Doblo el papel y se lo guardo en el bolsillo. «?Eso es todo?» Alif asintio y me reclamo las cien libras. Saque de mi cartera unos cuantos billetes de cincuenta piastras y se los di. Los conto con dedos agiles de avaro. «Dije cien libras. Tu me das miseria. Por una gran historia. Tu padre siempre era un caballero conmigo.» Con dolor de corazon, porque admito que no me gusta regalar el dinero, asi se trate de calderilla, le ofreci a Alif doscientas libras si me decia quien le habia pagado para que me contase aquella historia. «Nadie. Yo vendo historias. Nadie compra a Alif. Alif vende.» Como ustedes saben, no resulta facil bregar con un comerciante egipcio, asi lo sea de historias. «Doscientas libras, Alif.» Pero Alif se levanto, negando con la cabeza, negando con todo el cuerpo, sin querer mirarme. «Doscientas», insisti. Miro en derredor con ojos de intriga y se paso el dedo por el cuello como si el dedo fuese una daga. «Ni por todo el oro de la tumba de un faraon», y volvio a simular que se rebanaba el cuello. «Trescientas», le oferte, lo que para Alif era ya una pequena fortuna y para mi un tonto despilfarro, pero apuro su vaso de refresco, dio un par de caladas al narguile y se fue a la carrera como quien huye del presidente de la tentacion, dando cojetadas habilidosas entre el gentio, hasta confundirse y borrarse en aquel hormiguero.
Pense que el universo debia de estar boca abajo para que Alif renunciara a un fajo de billetes, al ser el codicioso por condicion y por necesidad. Y en barajar hipotesis en torno a aquel fenomeno casi parapsicologico emplee un buen rato, aunque sin resultados dignos de mencion.
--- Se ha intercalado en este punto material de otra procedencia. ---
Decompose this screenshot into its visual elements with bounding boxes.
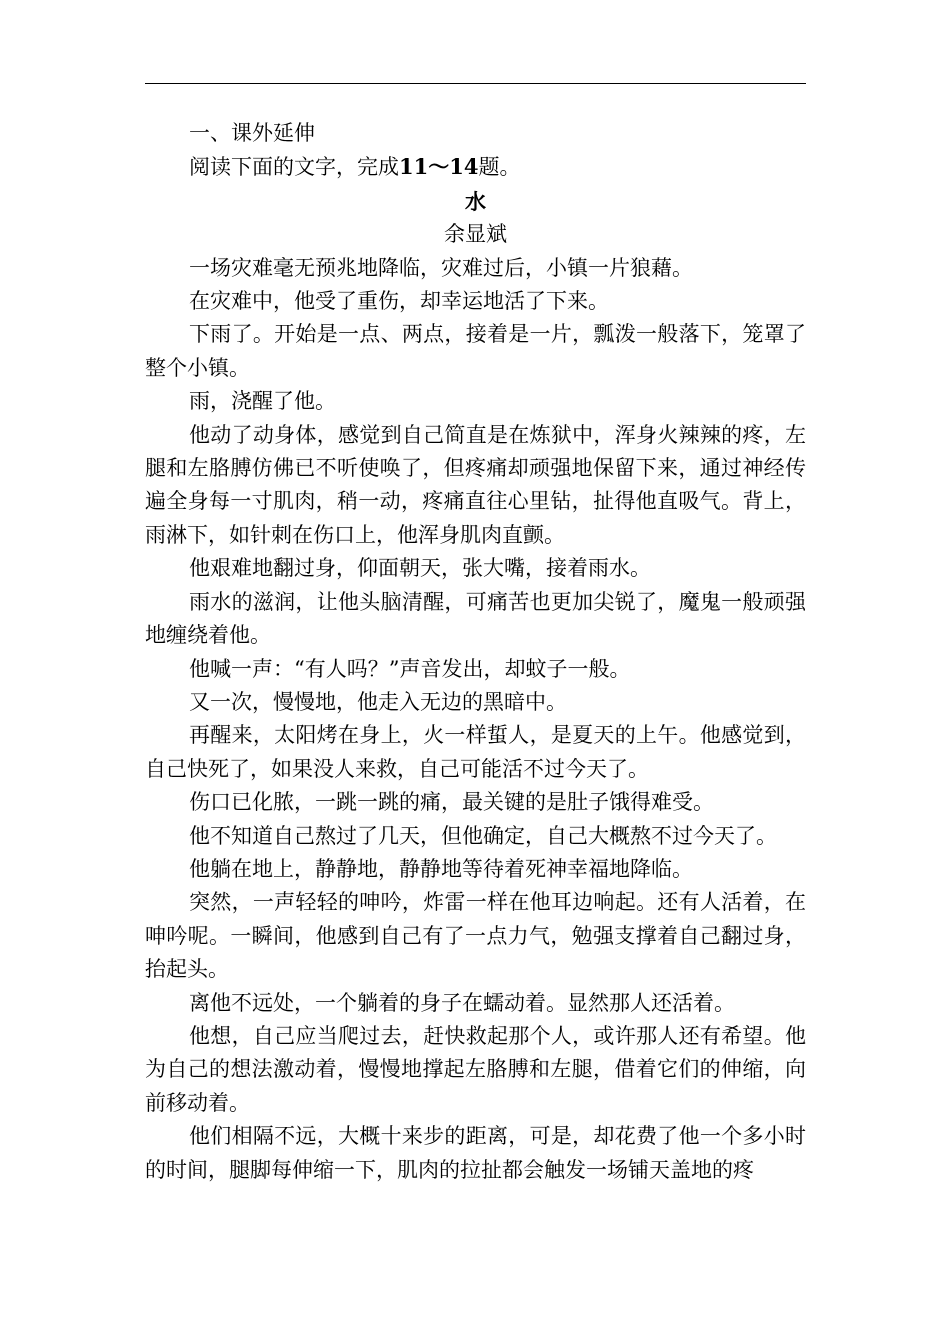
article-author: 余显斌 <box>444 222 507 247</box>
paragraph: 他想，自己应当爬过去，赶快救起那个人，或许那人还有希望。他为自己的想法激动着，慢慢地撑起左胳膊和左腿，借着它们的伸缩，向前移动着。 <box>145 1023 806 1115</box>
instruction-line <box>145 150 806 184</box>
paragraph: 他不知道自己熬过了几天，但他确定，自己大概熬不过今天了。 <box>189 823 777 848</box>
paragraph: 他艰难地翻过身，仰面朝天，张大嘴，接着雨水。 <box>189 556 651 581</box>
paragraph: 再醒来，太阳烤在身上，火一样蜇人，是夏天的上午。他感觉到，自己快死了，如果没人来救，自己可能活不过今天了。 <box>145 723 806 781</box>
paragraph: 下雨了。开始是一点、两点，接着是一片，瓢泼一般落下，笼罩了整个小镇。 <box>145 322 806 380</box>
paragraph: 突然，一声轻轻的呻吟，炸雷一样在他耳边响起。还有人活着，在呻吟呢。一瞬间，他感到自己有了一点力气，勉强支撑着自己翻过身，抬起头。 <box>145 890 806 982</box>
paragraph: 在灾难中，他受了重伤，却幸运地活了下来。 <box>189 289 609 314</box>
paragraph: 雨水的滋润，让他头脑清醒，可痛苦也更加尖锐了，魔鬼一般顽强地缠绕着他。 <box>145 589 806 648</box>
paragraph: 他动了动身体，感觉到自己简直是在炼狱中，浑身火辣辣的疼，左腿和左胳膊仿佛已不听使唤了，但疼痛却顽强地保留下来，通过神经传遍全身每一寸肌肉，稍一动，疼痛直往心里钻，扯得他直吸气。背上，雨淋下，如针刺在伤口上，他浑身肌肉直颤。 <box>145 422 806 547</box>
section-heading: 一、课外延伸 <box>189 121 315 145</box>
paragraph: 他喊一声：“有人吗？”声音发出，却蚊子一般。 <box>189 656 631 681</box>
instruction-suffix: 题。 <box>478 155 521 180</box>
paragraph: 伤口已化脓，一跳一跳的痛，最关键的是肚子饿得难受。 <box>189 790 714 815</box>
header-rule <box>145 83 806 84</box>
paragraph: 离他不远处，一个躺着的身子在蠕动着。显然那人还活着。 <box>189 990 735 1015</box>
paragraph: 他躺在地上，静静地，静静地等待着死神幸福地降临。 <box>189 856 693 881</box>
instruction-range: 11～14 <box>399 154 479 180</box>
article-title: 水 <box>465 188 486 214</box>
paragraph: 他们相隔不远，大概十来步的距离，可是，却花费了他一个多小时的时间，腿脚每伸缩一下，肌肉的拉扯都会触发一场铺天盖地的疼 <box>145 1124 806 1182</box>
paragraph: 一场灾难毫无预兆地降临，灾难过后，小镇一片狼藉。 <box>189 255 693 280</box>
paragraph: 雨，浇醒了他。 <box>189 389 336 414</box>
instruction-prefix: 阅读下面的文字，完成 <box>189 155 399 180</box>
document-body <box>145 117 806 1187</box>
paragraph: 又一次，慢慢地，他走入无边的黑暗中。 <box>189 689 567 714</box>
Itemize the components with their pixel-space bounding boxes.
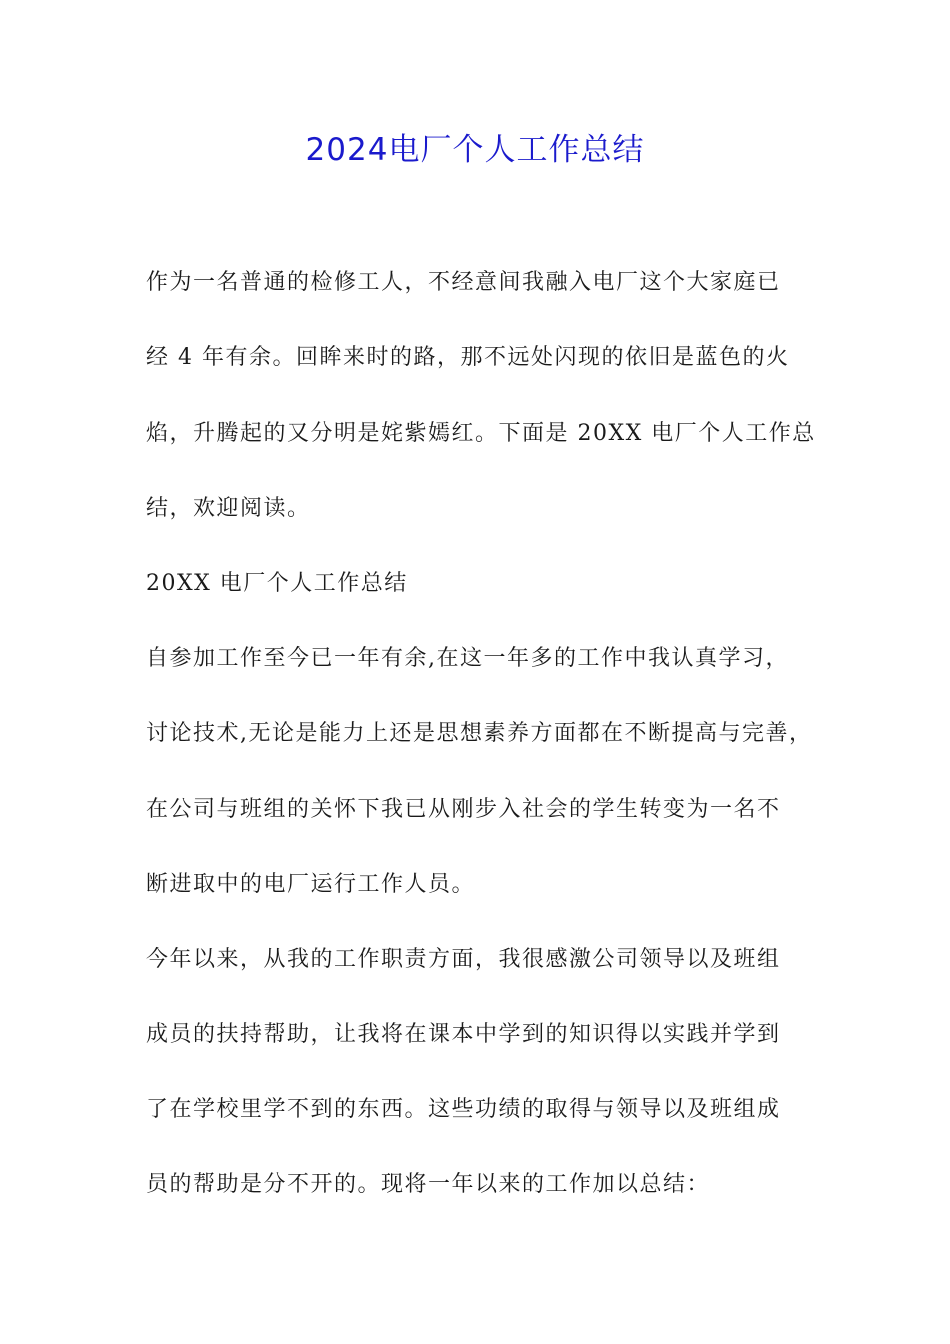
paragraph-line: 结，欢迎阅读。 <box>146 496 311 521</box>
paragraph-line: 今年以来，从我的工作职责方面，我很感激公司领导以及班组 <box>146 947 781 972</box>
paragraph-line: 员的帮助是分不开的。现将一年以来的工作加以总结： <box>146 1172 711 1197</box>
paragraph-line: 作为一名普通的检修工人，不经意间我融入电厂这个大家庭已 <box>146 270 781 295</box>
document-title: 2024电厂个人工作总结 <box>305 132 645 168</box>
paragraph-line: 成员的扶持帮助，让我将在课本中学到的知识得以实践并学到 <box>146 1022 781 1047</box>
paragraph-line: 断进取中的电厂运行工作人员。 <box>146 872 476 897</box>
paragraph-line: 自参加工作至今已一年有余,在这一年多的工作中我认真学习， <box>146 646 789 671</box>
paragraph-line: 在公司与班组的关怀下我已从刚步入社会的学生转变为一名不 <box>146 797 781 822</box>
section-heading: 20XX 电厂个人工作总结 <box>146 571 408 596</box>
paragraph-line: 讨论技术,无论是能力上还是思想素养方面都在不断提高与完善， <box>146 721 813 746</box>
paragraph-line: 焰，升腾起的又分明是姹紫嫣红。下面是 20XX 电厂个人工作总 <box>146 421 816 446</box>
paragraph-line: 了在学校里学不到的东西。这些功绩的取得与领导以及班组成 <box>146 1097 781 1122</box>
paragraph-line: 经 4 年有余。回眸来时的路，那不远处闪现的依旧是蓝色的火 <box>146 345 790 370</box>
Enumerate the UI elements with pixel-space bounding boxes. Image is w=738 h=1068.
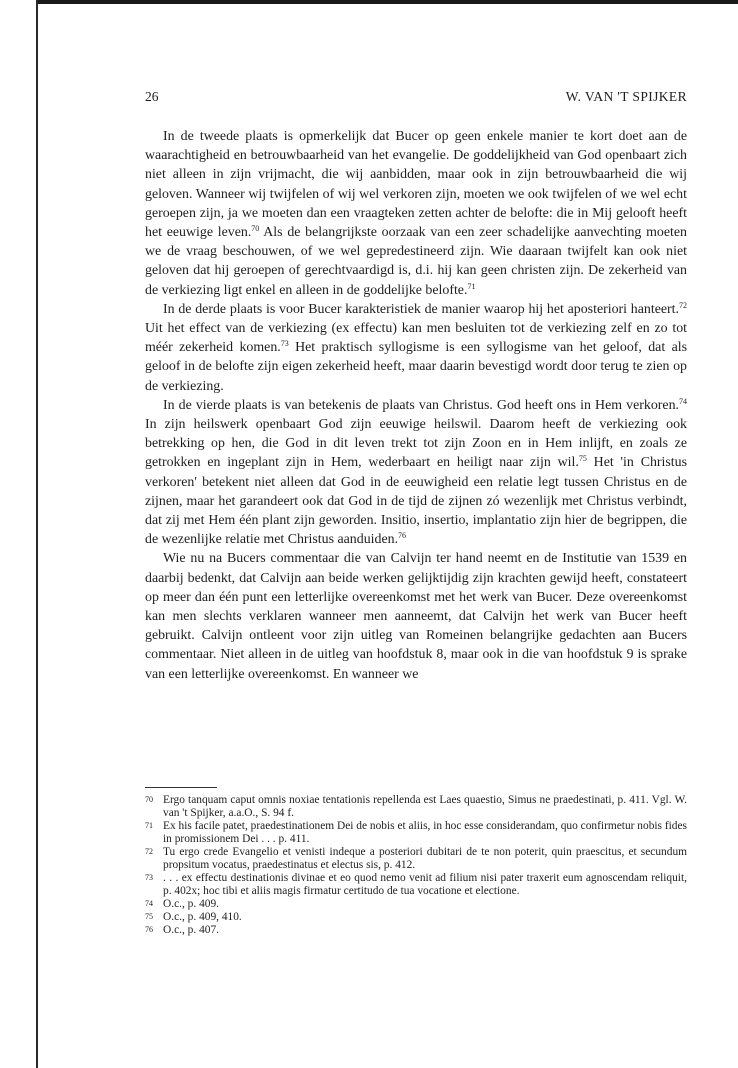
page-number: 26 [145,89,159,104]
paragraph [145,396,687,550]
paragraph [145,300,687,396]
paragraph [145,549,687,683]
footnote [145,911,687,924]
text-segment: In de vierde plaats is van betekenis de plaats van Christus. God heeft ons in Hem verkoren. [163,397,679,413]
footnote-text: . . . ex effectu destinationis divinae et eo quod nemo venit ad filium nisi pater traxerit eum agnoscendam reliquit, p. 402x; hoc tibi et aliis magis firmatur certitudo de tua vocatione et electione. [163,872,687,897]
footnote-text: O.c., p. 409. [163,898,219,910]
footnote [145,924,687,937]
footnote-ref: 73 [280,339,289,349]
body-text [145,127,687,684]
text-segment: Uit het effect van de verkiezing (ex effectu) kan men besluiten tot de verkiezing zelf en zo tot méér zekerheid komen. [145,321,687,356]
footnote [145,846,687,872]
footnote-ref: 72 [679,300,687,310]
paragraph [145,127,687,300]
footnote-ref: 74 [679,396,687,406]
footnote-text: Tu ergo crede Evangelio et venisti indeque a posteriori dubitari de te non poterit, quin praescitus, et secundum propsitum vocatus, praedestinatus et electus sis, p. 412. [163,846,687,871]
footnote-text: Ex his facile patet, praedestinationem Dei de nobis et aliis, in hoc esse considerandam, quo confirmetur nobis fides in promissionem Dei . . . p. 411. [163,820,687,845]
footnote-ref: 70 [251,224,260,234]
footnote-text: O.c., p. 407. [163,924,219,936]
footnote-number: 70 [145,795,153,804]
footnote-number: 76 [145,925,153,934]
footnote-number: 73 [145,873,153,882]
text-segment: Het 'in Christus verkoren' betekent niet alleen dat God in de eeuwigheid een relatie legt tussen Christus en de zijnen, maar het garandeert ook dat God in de tijd de zijnen zó wezenlijk met Christus verbindt, dat zij met Hem één plant zijn geworden. Insitio, insertio, implantatio zijn hier de begrippen, die de wezenlijke relatie met Christus aanduiden. [145,455,688,548]
text-segment: Als de belangrijkste oorzaak van een zeer schadelijke aanvechting moeten we de vraag beschouwen, of we wel gepredestineerd zijn. Wie daaraan twijfelt kan ook niet geloven dat hij geroepen of gerechtvaardigd is, d.i. hij kan geen christen zijn. De zekerheid van de verkiezing ligt enkel en alleen in de goddelijke belofte. [145,225,688,298]
footnote-number: 74 [145,899,153,908]
text-segment: Het praktisch syllogisme is een syllogisme van het geloof, dat als geloof in de belofte zijn eigen zekerheid heeft, maar daarin bevestigd wordt door terug te zien op de verkiezing. [145,340,687,394]
footnote-ref: 75 [578,454,587,464]
footnotes [145,794,687,937]
footnote-number: 75 [145,912,153,921]
footnote [145,872,687,898]
page-header [145,89,687,109]
footnote [145,898,687,911]
footnote [145,820,687,846]
running-head: W. VAN 'T SPIJKER [565,89,687,104]
text-segment: Wie nu na Bucers commentaar die van Calvijn ter hand neemt en de Institutie van 1539 en daarbij bedenkt, dat Calvijn aan beide werken gelijktijdig zijn krachten gewijd heeft, constateert op meer dan één punt een letterlijke overeenkomst met het werk van Bucer. Deze overeenkomst kan men slechts verklaren wanneer men aanneemt, dat Calvijn het werk van Bucer heeft gebruikt. Calvijn ontleent voor zijn uitleg van Romeinen belangrijke gedachten aan Bucers commentaar. Niet alleen in de uitleg van hoofdstuk 8, maar ook in die van hoofdstuk 9 is sprake van een letterlijke overeenkomst. En wanneer we [145,551,687,682]
footnote-text: O.c., p. 409, 410. [163,911,242,923]
text-segment: In de derde plaats is voor Bucer karakteristiek de manier waarop hij het aposteriori hanteert. [163,301,679,317]
footnote-number: 72 [145,847,153,856]
text-segment: In zijn heilswerk openbaart God zijn eeuwige heilswil. Daarom heeft de verkiezing ook betrekking op hen, die God in dit leven trekt tot zijn Zoon en in Hem inlijft, en zoals ze getrokken en ingeplant zijn in Hem, wederbaart en heiligt naar zijn wil. [145,417,687,471]
footnote-text: Ergo tanquam caput omnis noxiae tentationis repellenda est Laes quaestio, Simus ne praedestinati, p. 411. Vgl. W. van 't Spijker, a.a.O., S. 94 f. [163,794,687,819]
footnote-ref: 76 [398,531,407,541]
text-segment: In de tweede plaats is opmerkelijk dat Bucer op geen enkele manier te kort doet aan de waarachtigheid en betrouwbaarheid van het evangelie. De goddelijkheid van God openbaart zich niet alleen in zijn vrijmacht, die wij aanbidden, maar ook in zijn betrouwbaarheid die wij geloven. Wanneer wij twijfelen of wij wel verkoren zijn, moeten we ook twijfelen of we wel echt geroepen zijn, ja we moeten dan een vraagteken zetten achter de belofte: die in Mij gelooft heeft het eeuwige leven. [145,129,687,241]
footnote-ref: 71 [467,281,476,291]
footnote-divider [145,787,217,788]
footnote-number: 71 [145,821,153,830]
footnote [145,794,687,820]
Note entonces que uno de los camareros me observaba mas de lo preciso, circunstancia que tal vez no sea relevante en una ciudad en la que resulta habitual la impertinencia, tanto por parte de los nativos como de los turistas, ya que unos y otros se analizan mutuamente con estupor antropologico. Pero el camarero aquel me analizaba con demasiada insistencia, pendiente del mas insignificante de mis gestos. Descartado, por ilogico, el movil sexual, solo me quedaba la opcion de aferrarme a mis aprensiones paranoicas, que fue lo que hice.